Il rajoute d’ailleurs que les lois naturelles et les lois civiles se contiennent les unes
dans l’autre. Il fait aussi la distinction entre droit, ou liberté, et loi, ou obligation.
• John Locke (1632-1704) naît à Wrington le 26 août 1632 ; fils d'un greffier de
justice et de paix, capitaine dans les régiments parlementaires pendant la guerre
civile. Au cours de ses études à Oxford, dont il n'apprécie guère la philosophie
aristotélicienne, ni les disputes scolastiques, le jeune Locke découvre Descartes, qui
lui donne le goût de la philosophie. Il s'intéresse également aux écrits de Wallis
sur la géométrie et à ceux de L. Ward sur l’astrologie.
• Effrayé par l'ampleur des querelles confessionnelles, il opte à la même époque pour
la tolérance religieuse. Destiné à la carrière ecclésiastique, il y renonce pour la
médecine, qu'il pratiquera à Oxford avec un ancien ami de collège.

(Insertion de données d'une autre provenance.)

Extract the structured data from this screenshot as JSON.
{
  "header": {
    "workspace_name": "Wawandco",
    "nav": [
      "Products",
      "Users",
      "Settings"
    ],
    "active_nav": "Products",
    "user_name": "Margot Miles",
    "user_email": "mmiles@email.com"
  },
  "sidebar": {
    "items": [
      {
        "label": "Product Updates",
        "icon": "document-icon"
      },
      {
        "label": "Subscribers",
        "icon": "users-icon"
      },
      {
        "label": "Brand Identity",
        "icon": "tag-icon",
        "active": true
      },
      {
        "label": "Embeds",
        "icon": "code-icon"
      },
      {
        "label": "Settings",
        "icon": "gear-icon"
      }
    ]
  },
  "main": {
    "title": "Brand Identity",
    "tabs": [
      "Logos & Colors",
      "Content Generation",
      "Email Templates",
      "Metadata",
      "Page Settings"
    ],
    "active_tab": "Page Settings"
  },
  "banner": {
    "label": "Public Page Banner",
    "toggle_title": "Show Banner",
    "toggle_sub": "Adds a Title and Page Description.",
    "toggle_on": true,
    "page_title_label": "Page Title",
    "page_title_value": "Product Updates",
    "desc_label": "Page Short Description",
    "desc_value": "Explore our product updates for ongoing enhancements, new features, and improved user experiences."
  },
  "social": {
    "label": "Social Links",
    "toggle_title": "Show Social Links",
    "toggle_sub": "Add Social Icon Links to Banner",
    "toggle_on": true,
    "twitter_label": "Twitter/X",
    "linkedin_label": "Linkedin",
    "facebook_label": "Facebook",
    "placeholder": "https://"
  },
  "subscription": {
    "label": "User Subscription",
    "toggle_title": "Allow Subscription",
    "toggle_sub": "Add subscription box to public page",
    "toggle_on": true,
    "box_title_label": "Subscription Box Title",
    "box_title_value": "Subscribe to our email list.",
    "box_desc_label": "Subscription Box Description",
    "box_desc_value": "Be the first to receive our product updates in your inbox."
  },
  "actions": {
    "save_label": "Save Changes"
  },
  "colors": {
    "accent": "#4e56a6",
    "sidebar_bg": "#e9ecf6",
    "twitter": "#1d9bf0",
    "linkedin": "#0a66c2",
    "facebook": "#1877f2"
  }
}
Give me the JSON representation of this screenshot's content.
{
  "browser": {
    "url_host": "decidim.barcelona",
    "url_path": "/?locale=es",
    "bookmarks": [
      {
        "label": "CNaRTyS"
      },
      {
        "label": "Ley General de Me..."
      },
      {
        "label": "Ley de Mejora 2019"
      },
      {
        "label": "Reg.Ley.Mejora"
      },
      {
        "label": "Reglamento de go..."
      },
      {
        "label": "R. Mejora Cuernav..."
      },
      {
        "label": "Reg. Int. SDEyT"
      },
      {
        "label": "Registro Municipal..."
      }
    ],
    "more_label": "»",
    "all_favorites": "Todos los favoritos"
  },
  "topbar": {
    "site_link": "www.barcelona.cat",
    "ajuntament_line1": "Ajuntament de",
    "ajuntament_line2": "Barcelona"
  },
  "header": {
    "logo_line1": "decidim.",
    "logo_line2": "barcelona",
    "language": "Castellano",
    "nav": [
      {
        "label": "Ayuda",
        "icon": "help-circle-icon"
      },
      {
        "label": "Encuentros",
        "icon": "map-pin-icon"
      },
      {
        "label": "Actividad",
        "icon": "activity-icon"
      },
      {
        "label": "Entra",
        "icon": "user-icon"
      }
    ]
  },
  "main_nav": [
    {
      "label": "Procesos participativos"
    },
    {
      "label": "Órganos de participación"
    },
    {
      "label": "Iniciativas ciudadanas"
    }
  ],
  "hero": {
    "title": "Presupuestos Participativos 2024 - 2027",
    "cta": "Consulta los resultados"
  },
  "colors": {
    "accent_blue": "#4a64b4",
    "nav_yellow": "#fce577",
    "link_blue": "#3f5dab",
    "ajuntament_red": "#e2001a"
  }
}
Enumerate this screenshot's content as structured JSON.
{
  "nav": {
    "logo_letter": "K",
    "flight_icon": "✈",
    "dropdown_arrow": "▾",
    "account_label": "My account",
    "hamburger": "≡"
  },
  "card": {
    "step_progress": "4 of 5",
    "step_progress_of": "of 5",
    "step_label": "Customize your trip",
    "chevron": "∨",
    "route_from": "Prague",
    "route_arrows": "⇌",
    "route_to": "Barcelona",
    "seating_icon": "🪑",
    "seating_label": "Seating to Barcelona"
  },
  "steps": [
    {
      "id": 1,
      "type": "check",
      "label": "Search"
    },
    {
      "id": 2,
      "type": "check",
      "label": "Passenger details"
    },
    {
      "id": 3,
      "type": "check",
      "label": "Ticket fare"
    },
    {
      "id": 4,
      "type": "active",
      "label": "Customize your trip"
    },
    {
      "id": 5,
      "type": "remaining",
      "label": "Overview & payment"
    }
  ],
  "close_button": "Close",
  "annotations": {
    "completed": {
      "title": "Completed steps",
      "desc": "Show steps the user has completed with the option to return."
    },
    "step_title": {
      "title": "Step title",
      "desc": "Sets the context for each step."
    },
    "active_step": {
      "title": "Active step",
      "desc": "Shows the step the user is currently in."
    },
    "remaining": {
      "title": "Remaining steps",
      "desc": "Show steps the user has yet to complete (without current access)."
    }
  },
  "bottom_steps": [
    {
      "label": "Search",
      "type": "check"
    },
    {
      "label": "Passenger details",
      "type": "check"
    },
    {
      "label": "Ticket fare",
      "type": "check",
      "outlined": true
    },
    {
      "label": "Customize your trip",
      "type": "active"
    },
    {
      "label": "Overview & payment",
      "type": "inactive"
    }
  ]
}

• C'est en 1666 qu'il fait la connaissance de Lord Ashley, futur duc de Shaftesbury, avec
qui il se lie d'amitié et dont il deviendra le médecin privé, tout en étant chargé de
s'occuper aussi des affaires du futur duc. Comme Lord Protecteur de la Caroline, Lord
Ashley demande à Locke en 1669 de rédiger la Constitution de cette colonie. À
cette époque, il fait son premier voyage en France. Il y retourne en 1675, mais doit
rentrer en Angleterre à la demande de Lord Ashley qui a été nommé président du
Conseil privé du roi.
• Quelques années plus tard, lorsque pour des raisons politiques Lord Ashley est
accusé de complot et doit fuir en Hollande, des soupçons se portent aussi sur Locke
qui quitte alors l'Angleterre pour la même destination. Il se fixe ainsi en 1683 à
Amsterdam, puis à Rotterdam, où il préside un petit club philosophique.
• Comme Hobbes, John Locke sera le témoin de troubles majeurs dans son pays : du
Commonwealth à la Restauration et de la Glorieuse Révolution de 1688 destituant les
Stuarts absolutistes et instituant la monarchie constitutionnelle de la maison de
Hanovre au Bill of Rights, fondement de la démocratie anglaise. Tous ces
évènements auront une influence majeure sur sa pensée.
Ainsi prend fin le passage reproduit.